A subject of controversy were MLB contributions totaling $5,000 to Sen. Cindy Hyde-Smith who made controversial comments joking about public hanging and her support of the Confederacy. The MLB asked for the donations to be returned.
Minor League Baseball operates a PAC as well and raised $75,200 and spent $12,500 in the 2018 cycle. Only $7,500 went to five federal candidates, with Sen. Lamar Alexander (R-Tenn.) being its top recipient with a $2,500 contribution. The organization spent $45,000 on lobbying in 2018, primarily on labor issues.
Unlike other leagues like the NFL, the MLB Players Association has been fairly uninvolved in the political realm. The union hasn’t employed a lobbyist since 2014 and hasn’t spent any money on lobbying since 2012. The union may become more active in the future, especially if talks of a strike pick up. Team owners purposefully not signing free agents over the winter has led to a denouncement of the league from the players association and fueled talk of collusion, perhaps creating a stage for the first major baseball strike since the 1994-1995 one that canceled the World Series.

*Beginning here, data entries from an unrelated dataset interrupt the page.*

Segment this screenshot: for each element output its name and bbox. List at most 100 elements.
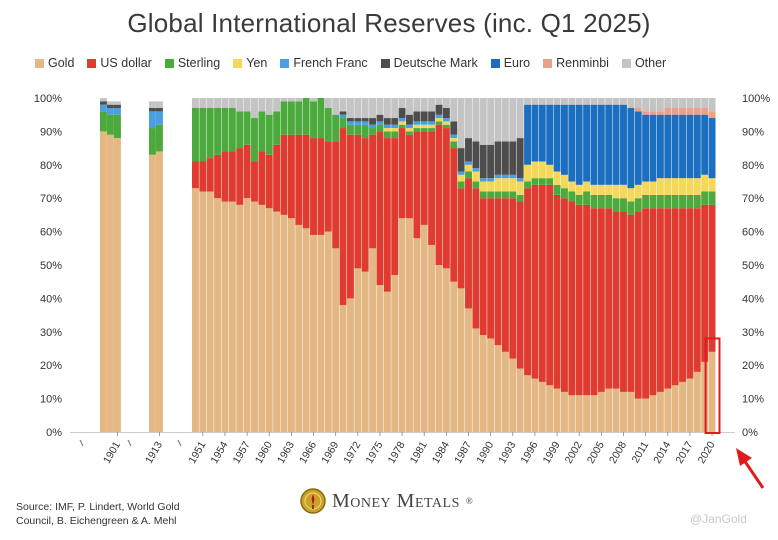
bar-segment-2015-us-dollar xyxy=(671,208,679,386)
bar-segment-1983-us-dollar xyxy=(435,124,443,265)
bar-segment-1899-gold xyxy=(100,131,107,432)
x-tick-label: 1957 xyxy=(231,439,253,465)
bar-segment-1952-other xyxy=(206,98,214,109)
bar-segment-1977-gold xyxy=(391,275,399,432)
bar-segment-2000-us-dollar xyxy=(561,198,568,392)
bar-segment-1986-deutsche-mark xyxy=(457,148,465,172)
bar-segment-2011-euro xyxy=(642,114,650,182)
bar-segment-1950-us-dollar xyxy=(192,161,199,189)
bar-segment-1913-other xyxy=(156,101,163,109)
bar-segment-1976-other xyxy=(383,98,391,119)
bar-segment-1981-other xyxy=(420,98,428,112)
bar-segment-2012-us-dollar xyxy=(649,208,657,396)
x-tick-label: 2017 xyxy=(673,439,695,465)
bar-segment-1988-yen xyxy=(472,171,480,182)
bar-segment-1980-us-dollar xyxy=(413,131,421,239)
y-tick-right: 90% xyxy=(742,126,764,138)
bar-segment-1971-sterling xyxy=(346,124,354,135)
bar-segment-1953-us-dollar xyxy=(214,154,222,199)
bar-segment-1999-sterling xyxy=(553,184,561,195)
bar-segment-1986-yen xyxy=(457,174,465,182)
bar-segment-1998-gold xyxy=(546,385,554,432)
bar-segment-1985-deutsche-mark xyxy=(450,121,458,135)
bar-segment-1958-us-dollar xyxy=(251,161,258,202)
bar-segment-2017-yen xyxy=(686,178,694,195)
bar-segment-1951-us-dollar xyxy=(199,161,207,192)
bar-segment-2015-gold xyxy=(671,385,679,432)
bar-segment-2015-yen xyxy=(671,178,679,195)
bar-segment-1993-sterling xyxy=(509,191,517,199)
watermark: @JanGold xyxy=(690,512,747,526)
bar-segment-1950-gold xyxy=(192,188,199,432)
source-line-2: Council, B. Eichengreen & A. Mehl xyxy=(16,515,177,527)
bar-segment-1956-gold xyxy=(236,204,244,432)
bar-segment-2000-gold xyxy=(561,391,568,432)
bar-segment-1970-french-franc xyxy=(339,114,347,119)
bar-segment-2016-sterling xyxy=(679,194,686,209)
bar-segment-2003-us-dollar xyxy=(583,204,591,396)
y-tick-right: 50% xyxy=(742,260,764,272)
bar-segment-1988-other xyxy=(472,98,480,142)
bar-segment-2015-other xyxy=(671,98,679,109)
legend-item-4: French Franc xyxy=(280,56,368,70)
bar-segment-2010-sterling xyxy=(634,198,642,212)
bar-segment-1959-other xyxy=(258,98,266,112)
bar-segment-1963-other xyxy=(287,98,295,102)
bar-segment-1987-yen xyxy=(465,164,472,172)
x-tick-label: 1901 xyxy=(101,439,123,465)
bar-segment-1978-yen xyxy=(398,121,406,125)
x-tick-label: 2014 xyxy=(651,439,673,465)
bar-segment-1996-us-dollar xyxy=(531,184,539,379)
bar-segment-1968-us-dollar xyxy=(324,141,332,232)
y-tick-right: 30% xyxy=(742,327,764,339)
bar-segment-2019-us-dollar xyxy=(701,204,709,362)
bar-segment-2020-us-dollar xyxy=(708,204,716,352)
chart-legend: Gold US dollar Sterling Yen French Franc Deut… xyxy=(35,56,755,70)
bar-segment-2020-yen xyxy=(708,178,716,192)
bar-segment-1969-us-dollar xyxy=(332,141,340,249)
bar-segment-1994-sterling xyxy=(516,194,524,202)
bar-segment-1954-us-dollar xyxy=(221,151,229,202)
bar-segment-2005-euro xyxy=(597,104,605,185)
bar-segment-2013-euro xyxy=(656,114,664,179)
bar-segment-1953-other xyxy=(214,98,222,109)
bar-segment-2017-gold xyxy=(686,378,694,432)
bar-segment-1965-us-dollar xyxy=(302,134,310,229)
bar-segment-1973-sterling xyxy=(361,124,369,139)
y-tick-left: 0% xyxy=(46,427,62,439)
bar-segment-1977-yen xyxy=(391,128,399,132)
bar-segment-1975-sterling xyxy=(376,124,384,132)
bar-segment-2002-yen xyxy=(575,184,583,195)
bar-segment-1999-gold xyxy=(553,388,561,432)
bar-segment-1969-other xyxy=(332,98,340,115)
y-tick-right: 70% xyxy=(742,193,764,205)
legend-item-7: Renminbi xyxy=(543,56,609,70)
x-tick-label: 1996 xyxy=(518,439,540,465)
bar-segment-2005-yen xyxy=(597,184,605,195)
bar-segment-2016-yen xyxy=(679,178,686,195)
bar-segment-1901-sterling xyxy=(114,114,121,139)
y-tick-right: 40% xyxy=(742,293,764,305)
bar-segment-1988-us-dollar xyxy=(472,188,480,329)
bar-segment-2018-gold xyxy=(693,371,701,432)
bar-segment-2017-renminbi xyxy=(686,108,694,115)
bar-segment-1974-french-franc xyxy=(369,124,377,129)
highlight-box xyxy=(704,337,721,435)
bar-segment-1981-sterling xyxy=(420,128,428,132)
bar-segment-1972-sterling xyxy=(354,124,362,135)
bar-segment-2000-sterling xyxy=(561,188,568,199)
bar-segment-1900-gold xyxy=(107,134,114,433)
bar-segment-2007-euro xyxy=(612,104,620,185)
bar-segment-1978-gold xyxy=(398,218,406,432)
bar-segment-1999-us-dollar xyxy=(553,194,561,389)
y-tick-left: 10% xyxy=(40,394,62,406)
bar-segment-2013-gold xyxy=(656,391,664,432)
bar-segment-2008-us-dollar xyxy=(620,211,627,392)
bar-segment-1993-gold xyxy=(509,358,517,432)
bar-segment-2019-sterling xyxy=(701,191,709,205)
bar-segment-1994-deutsche-mark xyxy=(516,138,524,179)
bar-segment-1982-yen xyxy=(428,124,436,129)
bar-segment-1990-other xyxy=(487,98,495,145)
bar-segment-1990-yen xyxy=(487,181,495,192)
bar-segment-1955-other xyxy=(228,98,236,109)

Baseball team owners are major political contributors. Overall, owners who have contributed have given more than $41.5 million all-time to federal political organizations from 1989 to present, according to data from The Center for Responsive Politics. This includes donations to federal 527s. Owners have generally favored Republicans, 64 percent of their total contributions have gone to conservative or Republican causes.
The leader of all the current team owners in terms of political spending is billionaire Charles Johnson, principal owner of the San Francisco Giants, and his wife Ann. The Johnson couple’s all-time political contributions total nearly $11.2 million, 99 percent of which have gone towards Republican and conservative causes.
The second-biggest political contributor among the owners gives almost solely to Democrats. Peter Angelos, the majority owner of the Baltimore Orioles and former mayoral candidate in Baltimore, and his wife Georgia who contributed almost $8.8 million since 1989.
The Ricketts family, which owns the Chicago Cubs, has long been mixed up in politics. Thomas Ricketts, the chairman of the team, and his wife Cecilia have contributed $196,675 almost solely to Republican and conservative causes. His father, Joe Ricketts, contributed to an anti-Obama super PAC in 2012, helped fund a Dinesh D’Souza film and recently was criticized for racist emails. On Feb. 22, 2016, President Trump tweeted about the Ricketts family, Thomas’ mother, for contributing to an anti-Trump effort. Another family member, Pete Ricketts, is the current Republican governor of Nebraska.
At the bottom of the list are two owners that run their teams very differently — Robert Nutting and his wife Leslie of the Pittsburgh Pirates and Hal Steinbrenner of the New York Yankees. Nutting, consistently one of the least popular owners in baseball, contributed just $69,750, mostly to Republicans and conservative causes. Contributing even less than him however is Hal Steinbrenner, part of the Steinbrenner family dynasty known for their extravagant spending for on-field talent. Steinbrenner has contributed only $47,000, also mostly going towards Republicans.